Atmospheric modelling and top-down flux estimation
Anita Ganesan gave an overview of the preparations that the atmospheric modelling teams were making in anticipation of the new datasets, which will become available over the next year. The Bristol and Edinburgh teams have been working on methods to incorporate co-emitted tracers (e.g. ethane as a co-emitted tracer for fossil methane) into their inverse modelling frameworks. Meanwhile, Reading have been looking at the physics of the NAME model, and developing methods for improving the turbulence scheme.
DARE-UK researchers have been involved in recent Europe-wide model inter-comparison experiments. Alecia Nickless gave an overview of a recent EUROCOM activity looking at the impact of the 2018 drought on European carbon dioxide fluxes. The change in net carbon flux brought about by the very dry conditions were thought to be detectable by the measurements and models.
Stakeholder engagement and next steps
Alistair Manning gave an overview of the outcomes of the stakeholder engagement event, which prompted much discussion about new directions and opportunities for the coming year.
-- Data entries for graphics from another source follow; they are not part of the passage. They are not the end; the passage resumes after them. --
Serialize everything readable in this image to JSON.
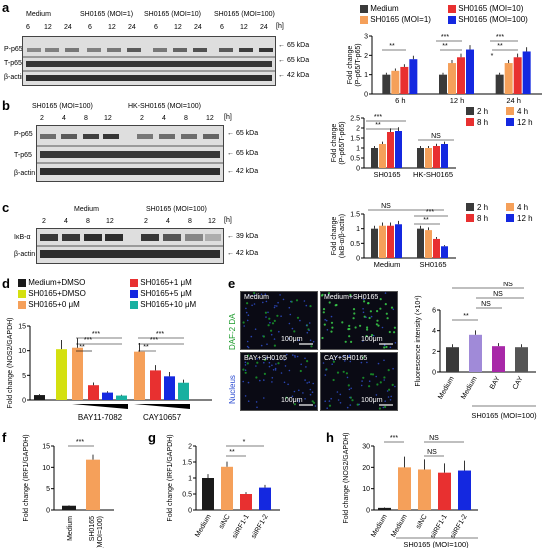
{
  "panel_letters": [
    "a",
    "b",
    "c",
    "d",
    "e",
    "f",
    "g",
    "h"
  ],
  "panel_a": {
    "groups": [
      "Medium",
      "SH0165 (MOI=1)",
      "SH0165 (MOI=10)",
      "SH0165 (MOI=100)"
    ],
    "timepoints": [
      "6",
      "12",
      "24",
      "6",
      "12",
      "24",
      "6",
      "12",
      "24",
      "6",
      "12",
      "24"
    ],
    "unit": "[h]",
    "rows": [
      "P-p65",
      "T-p65",
      "β-actin"
    ],
    "kda": [
      "65 kDa",
      "65 kDa",
      "42 kDa"
    ],
    "legend": [
      "Medium",
      "SH0165 (MOI=1)",
      "SH0165 (MOI=10)",
      "SH0165 (MOI=100)"
    ],
    "colors": [
      "#3a3a3a",
      "#f5a05a",
      "#e83030",
      "#1428e0"
    ]
  },
  "panel_b": {
    "groups": [
      "SH0165 (MOI=100)",
      "HK-SH0165 (MOI=100)"
    ],
    "timepoints": [
      "2",
      "4",
      "8",
      "12",
      "2",
      "4",
      "8",
      "12"
    ],
    "unit": "[h]",
    "rows": [
      "P-p65",
      "T-p65",
      "β-actin"
    ],
    "kda": [
      "65 kDa",
      "65 kDa",
      "42 kDa"
    ],
    "legend": [
      "2 h",
      "4 h",
      "8 h",
      "12 h"
    ],
    "colors": [
      "#3a3a3a",
      "#f5a05a",
      "#e83030",
      "#1428e0"
    ]
  },
  "panel_c": {
    "groups": [
      "Medium",
      "SH0165 (MOI=100)"
    ],
    "timepoints": [
      "2",
      "4",
      "8",
      "12",
      "2",
      "4",
      "8",
      "12"
    ],
    "unit": "[h]",
    "rows": [
      "IκB-α",
      "β-actin"
    ],
    "kda": [
      "39 kDa",
      "42 kDa"
    ],
    "legend": [
      "2 h",
      "4 h",
      "8 h",
      "12 h"
    ],
    "colors": [
      "#3a3a3a",
      "#f5a05a",
      "#e83030",
      "#1428e0"
    ]
  },
  "panel_d": {
    "legend": [
      "Medium+DMSO",
      "SH0165+DMSO",
      "SH0165+0 μM",
      "SH0165+1 μM",
      "SH0165+5 μM",
      "SH0165+10 μM"
    ],
    "colors": [
      "#1a1a1a",
      "#d4e010",
      "#f5a05a",
      "#e83030",
      "#1428e0",
      "#18b0a0"
    ],
    "inhibitors": [
      "BAY11-7082",
      "CAY10657"
    ]
  },
  "panel_e": {
    "images": [
      "Medium",
      "Medium+SH0165",
      "BAY+SH0165",
      "CAY+SH0165"
    ],
    "scale": "100μm",
    "side_labels": [
      "DAF-2 DA",
      "Nucleus"
    ],
    "chart_x": [
      "Medium",
      "Medium",
      "BAY",
      "CAY"
    ],
    "chart_caption": "SH0165 (MOI=100)",
    "colors": [
      "#3a3a3a",
      "#a08ad8",
      "#a828a8",
      "#555555"
    ]
  },
  "panel_f": {
    "categories": [
      "Medium",
      "SH0165\n(MOI=100)"
    ],
    "colors": [
      "#1a1a1a",
      "#f5a05a"
    ]
  },
  "panel_g": {
    "categories": [
      "Medium",
      "siNC",
      "siIRF1-1",
      "siIRF1-2"
    ],
    "colors": [
      "#1a1a1a",
      "#f5a05a",
      "#e83030",
      "#1428e0"
    ]
  },
  "panel_h": {
    "categories": [
      "Medium",
      "Medium",
      "siNC",
      "siIRF1-1",
      "siIRF1-2"
    ],
    "caption": "SH0165 (MOI=100)",
    "colors": [
      "#1a1a1a",
      "#f5a05a",
      "#f5a05a",
      "#e83030",
      "#1428e0"
    ]
  },
  "chart_data": [
    {
      "type": "bar",
      "panel": "a",
      "categories": [
        "6 h",
        "12 h",
        "24 h"
      ],
      "ylabel": "Fold change\n(P-p65/T-p65)",
      "ylim": [
        0,
        3
      ],
      "yticks": [
        0,
        1,
        2,
        3
      ],
      "series": [
        {
          "name": "Medium",
          "values": [
            1.0,
            1.0,
            1.0
          ]
        },
        {
          "name": "SH0165 (MOI=1)",
          "values": [
            1.2,
            1.6,
            1.6
          ]
        },
        {
          "name": "SH0165 (MOI=10)",
          "values": [
            1.4,
            1.9,
            1.9
          ]
        },
        {
          "name": "SH0165 (MOI=100)",
          "values": [
            1.8,
            2.3,
            2.2
          ]
        }
      ],
      "annotations": [
        "**",
        "***",
        "**",
        "***",
        "*",
        "**",
        "***"
      ]
    },
    {
      "type": "bar",
      "panel": "b",
      "categories": [
        "SH0165",
        "HK-SH0165"
      ],
      "ylabel": "Fold change\n(P-p65/T-p65)",
      "ylim": [
        0,
        2.5
      ],
      "yticks": [
        0.0,
        0.5,
        1.0,
        1.5,
        2.0,
        2.5
      ],
      "series": [
        {
          "name": "2 h",
          "values": [
            1.0,
            1.0
          ]
        },
        {
          "name": "4 h",
          "values": [
            1.2,
            1.0
          ]
        },
        {
          "name": "8 h",
          "values": [
            1.8,
            1.1
          ]
        },
        {
          "name": "12 h",
          "values": [
            1.85,
            1.2
          ]
        }
      ],
      "annotations": [
        "***",
        "***",
        "**",
        "NS"
      ]
    },
    {
      "type": "bar",
      "panel": "c",
      "categories": [
        "Medium",
        "SH0165"
      ],
      "ylabel": "Fold change\n(IκB-α/β-actin)",
      "ylim": [
        0,
        1.5
      ],
      "yticks": [
        0.0,
        0.5,
        1.0,
        1.5
      ],
      "series": [
        {
          "name": "2 h",
          "values": [
            1.0,
            1.0
          ]
        },
        {
          "name": "4 h",
          "values": [
            1.1,
            0.95
          ]
        },
        {
          "name": "8 h",
          "values": [
            1.1,
            0.65
          ]
        },
        {
          "name": "12 h",
          "values": [
            1.15,
            0.4
          ]
        }
      ],
      "annotations": [
        "NS",
        "**",
        "***"
      ]
    },
    {
      "type": "bar",
      "panel": "d",
      "ylabel": "Fold change (NOS2/GAPDH)",
      "ylim": [
        0,
        15
      ],
      "yticks": [
        0,
        5,
        10,
        15
      ],
      "categories": [
        "Medium+DMSO",
        "SH0165+DMSO",
        "SH0165+0 μM",
        "SH0165+1 μM",
        "SH0165+5 μM",
        "SH0165+10 μM",
        "SH0165+0 μM",
        "SH0165+1 μM",
        "SH0165+5 μM",
        "SH0165+10 μM"
      ],
      "values": [
        1.0,
        10.3,
        10.6,
        3.0,
        1.5,
        0.9,
        9.8,
        6.0,
        4.8,
        3.5
      ],
      "annotations": [
        "***",
        "***",
        "***",
        "***",
        "***",
        "**"
      ]
    },
    {
      "type": "bar",
      "panel": "e",
      "ylabel": "Fluorescence intensity (×10⁴)",
      "ylim": [
        0,
        6
      ],
      "yticks": [
        0,
        2,
        4,
        6
      ],
      "categories": [
        "Medium",
        "Medium",
        "BAY",
        "CAY"
      ],
      "values": [
        2.4,
        3.6,
        2.5,
        2.4
      ],
      "annotations": [
        "**",
        "NS",
        "NS",
        "NS"
      ]
    },
    {
      "type": "bar",
      "panel": "f",
      "ylabel": "Fold change (IRF1/GAPDH)",
      "ylim": [
        0,
        15
      ],
      "yticks": [
        0,
        5,
        10,
        15
      ],
      "categories": [
        "Medium",
        "SH0165 (MOI=100)"
      ],
      "values": [
        1.0,
        11.8
      ],
      "annotations": [
        "***"
      ]
    },
    {
      "type": "bar",
      "panel": "g",
      "ylabel": "Fold change (IRF1/GAPDH)",
      "ylim": [
        0,
        2.0
      ],
      "yticks": [
        0.0,
        0.5,
        1.0,
        1.5,
        2.0
      ],
      "categories": [
        "Medium",
        "siNC",
        "siIRF1-1",
        "siIRF1-2"
      ],
      "values": [
        1.0,
        1.35,
        0.5,
        0.7
      ],
      "annotations": [
        "**",
        "*"
      ]
    },
    {
      "type": "bar",
      "panel": "h",
      "ylabel": "Fold change (NOS2/GAPDH)",
      "ylim": [
        0,
        30
      ],
      "yticks": [
        0,
        10,
        20,
        30
      ],
      "categories": [
        "Medium",
        "Medium",
        "siNC",
        "siIRF1-1",
        "siIRF1-2"
      ],
      "values": [
        1.0,
        20.0,
        19.0,
        17.5,
        18.5
      ],
      "annotations": [
        "***",
        "NS",
        "NS"
      ]
    }
  ]
}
A write-up of the stakeholder event can be found on our newsletters page. Detailed action items for science team members are also on the Science Team page. Broadly, there were several areas that the group decided should be explored:
- It was felt that DARE-UK should have a strong presence at COP 26 in Glasgow. Matt, Alistair and others are exploring ways to collaborate with other groups and measurement campaigns that have been scheduled to occur during the event
- Since the closure of Angus Tower, the UK no longer has measurements in Scotland. It was felt that the impact of this loss should be investigated in terms of uncertainty in top-down methane and carbon dioxide fluxes, and options for possible funding for a new site explored. A sub-group will be formed and report back.
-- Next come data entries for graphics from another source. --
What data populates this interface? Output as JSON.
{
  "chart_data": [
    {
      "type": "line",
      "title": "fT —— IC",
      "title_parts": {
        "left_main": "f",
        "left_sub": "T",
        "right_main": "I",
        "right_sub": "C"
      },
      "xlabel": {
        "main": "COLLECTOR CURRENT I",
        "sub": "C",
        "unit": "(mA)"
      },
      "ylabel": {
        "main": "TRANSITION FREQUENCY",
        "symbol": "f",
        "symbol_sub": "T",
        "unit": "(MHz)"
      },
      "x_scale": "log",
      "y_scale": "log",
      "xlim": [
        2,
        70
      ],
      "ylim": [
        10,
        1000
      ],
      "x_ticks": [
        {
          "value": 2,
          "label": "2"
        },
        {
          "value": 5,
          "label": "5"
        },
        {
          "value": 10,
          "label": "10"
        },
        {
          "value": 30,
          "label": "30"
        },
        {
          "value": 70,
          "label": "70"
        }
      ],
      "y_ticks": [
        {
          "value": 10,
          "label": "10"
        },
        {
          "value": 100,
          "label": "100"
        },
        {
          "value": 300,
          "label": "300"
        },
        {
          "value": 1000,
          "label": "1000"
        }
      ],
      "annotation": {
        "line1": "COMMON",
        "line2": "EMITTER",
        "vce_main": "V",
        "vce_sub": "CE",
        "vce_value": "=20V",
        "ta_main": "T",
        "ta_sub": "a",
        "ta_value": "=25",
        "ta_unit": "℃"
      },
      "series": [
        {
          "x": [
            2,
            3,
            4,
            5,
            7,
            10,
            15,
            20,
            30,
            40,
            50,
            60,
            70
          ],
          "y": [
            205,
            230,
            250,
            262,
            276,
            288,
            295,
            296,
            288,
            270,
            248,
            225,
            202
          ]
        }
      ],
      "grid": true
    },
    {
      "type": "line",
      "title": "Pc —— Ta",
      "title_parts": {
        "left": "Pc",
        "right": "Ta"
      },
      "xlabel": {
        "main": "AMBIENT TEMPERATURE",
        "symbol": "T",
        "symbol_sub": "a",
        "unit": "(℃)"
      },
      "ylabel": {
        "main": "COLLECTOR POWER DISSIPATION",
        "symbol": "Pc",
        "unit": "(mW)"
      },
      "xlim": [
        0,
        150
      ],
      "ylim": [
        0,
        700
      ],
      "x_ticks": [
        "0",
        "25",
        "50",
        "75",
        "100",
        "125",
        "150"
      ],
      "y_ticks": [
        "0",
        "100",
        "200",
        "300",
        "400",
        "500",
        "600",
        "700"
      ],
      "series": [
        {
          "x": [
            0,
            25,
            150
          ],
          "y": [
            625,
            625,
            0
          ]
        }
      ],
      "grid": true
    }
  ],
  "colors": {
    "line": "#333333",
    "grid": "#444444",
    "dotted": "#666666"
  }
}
- There was a very strong consensus that DARE-UK would benefit strongly from partnerships with other countries with similar ambitions. We will explore links with Ireland, New Zealand and several other countries.
- The issue of the impact of estuarine outflow on coastal nitrous oxide fluxes was raised. Yuri and Alistair will lead a further investigation to determine whether these fluxes represent a substantial contribution to the UK total.
- The impact of the Covid-19 lockdown on GHG fluxes will need to be explored. The team had a range of suggestions for identifying emissions changes across the country. This is an ongoing subject of research by several teams, who will report back in the near future.
With the bulk of the DARE-UK measurements scheduled to occur before next summer, so we’re already looking forward to hearing about new advances in greenhouse gas measurements and modelling in the UK at the annual meeting in June 2021!